There is an old cistern/well to the west of the dairy barn which was set up with a very slow electric pump which supplied water to a tank for the yearling cattle when they were shut up the night before load out next morning or whenever it was needed. The pump took a very long time to fill the tank so we’d turn it on before feeding the cattle or taking out hay or whatever needed doing. Later, he set some home-made poles in the ground to the windmill in the center of the field and cattle watered out of the Ritchie fountain. Later, we set up a tire tank with more holding capacity since refill is slow out of the old pond on the west 40. The windmill and well have long been abandoned by 2010. The west 40 had always been a brome hay field in my memory, but i incorporated it as part of the grazing programme.

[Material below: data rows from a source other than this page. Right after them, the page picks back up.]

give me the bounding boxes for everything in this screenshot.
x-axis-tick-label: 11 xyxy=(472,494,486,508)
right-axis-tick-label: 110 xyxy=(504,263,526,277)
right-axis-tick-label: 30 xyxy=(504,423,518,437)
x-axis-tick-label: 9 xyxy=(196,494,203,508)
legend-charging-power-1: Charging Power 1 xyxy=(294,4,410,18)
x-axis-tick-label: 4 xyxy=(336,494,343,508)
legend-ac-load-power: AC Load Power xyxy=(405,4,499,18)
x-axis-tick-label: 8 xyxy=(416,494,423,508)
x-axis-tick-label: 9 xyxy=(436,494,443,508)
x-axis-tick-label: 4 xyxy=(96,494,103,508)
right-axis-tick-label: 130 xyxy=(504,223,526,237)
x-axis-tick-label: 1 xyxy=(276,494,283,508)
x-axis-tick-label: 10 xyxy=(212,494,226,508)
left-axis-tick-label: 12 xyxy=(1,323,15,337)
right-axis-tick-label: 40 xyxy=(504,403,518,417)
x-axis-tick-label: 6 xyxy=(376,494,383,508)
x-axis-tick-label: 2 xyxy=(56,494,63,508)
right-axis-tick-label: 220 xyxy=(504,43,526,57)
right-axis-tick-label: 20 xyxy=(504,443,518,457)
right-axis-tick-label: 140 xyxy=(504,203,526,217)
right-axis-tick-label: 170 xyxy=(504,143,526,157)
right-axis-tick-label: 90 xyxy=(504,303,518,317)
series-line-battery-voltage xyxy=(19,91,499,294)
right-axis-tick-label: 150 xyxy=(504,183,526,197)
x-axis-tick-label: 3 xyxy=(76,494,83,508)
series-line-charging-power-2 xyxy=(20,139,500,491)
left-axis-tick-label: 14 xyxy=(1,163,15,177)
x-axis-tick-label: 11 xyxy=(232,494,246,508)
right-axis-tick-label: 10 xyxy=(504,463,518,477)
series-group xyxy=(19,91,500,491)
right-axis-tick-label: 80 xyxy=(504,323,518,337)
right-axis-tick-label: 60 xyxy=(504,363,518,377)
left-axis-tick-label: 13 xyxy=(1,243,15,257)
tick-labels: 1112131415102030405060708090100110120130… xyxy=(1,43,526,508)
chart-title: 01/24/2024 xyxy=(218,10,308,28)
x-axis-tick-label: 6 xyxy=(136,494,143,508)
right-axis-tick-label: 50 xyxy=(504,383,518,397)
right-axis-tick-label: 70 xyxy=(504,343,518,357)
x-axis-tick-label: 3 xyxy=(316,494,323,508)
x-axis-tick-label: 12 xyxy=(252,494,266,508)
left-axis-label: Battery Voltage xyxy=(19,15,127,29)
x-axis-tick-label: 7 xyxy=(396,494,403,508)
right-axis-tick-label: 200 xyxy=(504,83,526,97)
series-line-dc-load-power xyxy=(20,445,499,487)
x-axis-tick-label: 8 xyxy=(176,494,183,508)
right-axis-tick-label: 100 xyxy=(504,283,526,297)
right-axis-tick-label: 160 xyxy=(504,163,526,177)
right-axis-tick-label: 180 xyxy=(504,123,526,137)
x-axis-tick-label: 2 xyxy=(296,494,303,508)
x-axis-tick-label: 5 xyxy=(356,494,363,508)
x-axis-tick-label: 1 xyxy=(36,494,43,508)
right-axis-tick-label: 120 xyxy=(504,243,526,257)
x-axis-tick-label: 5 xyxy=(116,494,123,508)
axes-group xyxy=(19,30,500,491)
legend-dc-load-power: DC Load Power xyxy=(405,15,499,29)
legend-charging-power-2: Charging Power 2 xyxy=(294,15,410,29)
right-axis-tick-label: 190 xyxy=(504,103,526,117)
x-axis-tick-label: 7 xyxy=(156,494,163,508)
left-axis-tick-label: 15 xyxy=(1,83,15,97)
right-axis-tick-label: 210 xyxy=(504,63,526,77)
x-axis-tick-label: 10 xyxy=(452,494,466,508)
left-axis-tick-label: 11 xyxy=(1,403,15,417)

In the big dairy barn, we kept our horses for riding out on the farm to check cattle when I was up visiting. It was handy place to keep them instead of hauling them every day. I don’t think Grandpa rode as much when I wasn’t there. He certainly indulged my passion for horseback riding and getting to check the cattle whilst riding with my grandpa was pretty much the top of my life at that time in the 1970s. It was sad to return to my home in the town of Mexico vs the freedom of the farm, cattle, and land.
I don’t know for sure, but I think my dad, Stanley (b. 23 Sep 1940-d. 04 Sep 1962), and his brother, my Uncle Stephen (b. 23 Mar 1942-d. 15 Jan 2016) spent their earliest years at this house and farm. I remember Grandma saying that’s where they ‘went to housekeeping’ after they were married on February 10, 1940 (which is also my birthday in 1962!), so that would make sense. But did my great grandparents also live there before them? When were the house, cellar, chicken house, and barns built? Sadly, i simply do not know.
There was very little of the house to explore even when I was young. In 2011, I had the old house razed, the well and cellar filled in since all were hazards by this point. My son, Nathan and family friend, Christian Finck picked up and loaded all the old chimney bricks which are in storage and i hope to find another use for them.